Ma quando verranno ultimati questi interventi? Non è stato comunicato. Per ora è stato detto solo che stanno per iniziare o che sono appena stati cantierati. Ma vediamoli nel dettaglio. Capitolo Alberata. Il Comune di Frosinone ha avviato uno studio tecnico-scientifico sull’Alberata storica di viale Roma, composta da circa 200 platani. L’analisi è stata affidata a un team guidato dal Politecnico di Milano. Lo studio servirà a valutare lo stato di salute e la stabilità degli alberi attraverso i sensori. I tempi previsti? Non sono stati specificati. Stesso discorso per la Terme romane lungo il fiume cittadino: il cantiere è partito, il sindaco ha fatto il sopralluogo con il Soprintendente, ma non si sa quando sarà fruibile da tutti i cittadini. Poi c’è il progetto chiamato “Porta del Parco Cosa”. Servirà a creare accessi pedonabili e ciclabili all’area naturalistica per collegarla con gli altri parchi cittadini.
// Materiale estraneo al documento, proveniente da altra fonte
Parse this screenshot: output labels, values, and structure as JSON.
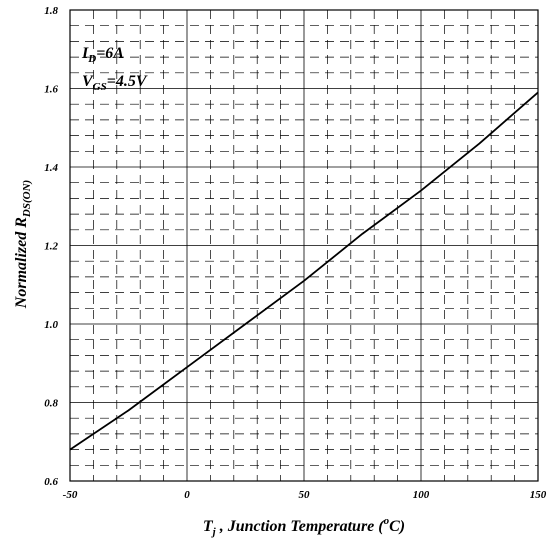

Quando? Per ora si sa solo che il Comune dovrà stipulare i contratti di appalto degli interventi entro 18 mesi dalla firma della convenzione con la Regione. Il dubbio grande, però, che aleggia attorno a questo sogno atteso da decenni dai frusinati, è sulla portata del fiume Cosa che appare sempre più ridotta: andrà risolto, insomma, il problema della captazione delle acque a monte del fiume. Un nodo da affrontare se non si vorrà arrivare al paradosso di realizzare un parco fluviale senza fiume. Ben vengano, dunque, gli annunci del Comune ma bisogna sempre ricordare quello che disse il grande Gigi Proietti, invitato nell’ottobre 2011 dalla giunta Marini alla posa simbolica della prima pietra del teatro comunale, che poi non fu mai realizzato: «Stateje dietro – ammonì in romanesco – perché la posa della prima, della seconda e della terza pietra è scontata, i problemi arrivano all’undicesima».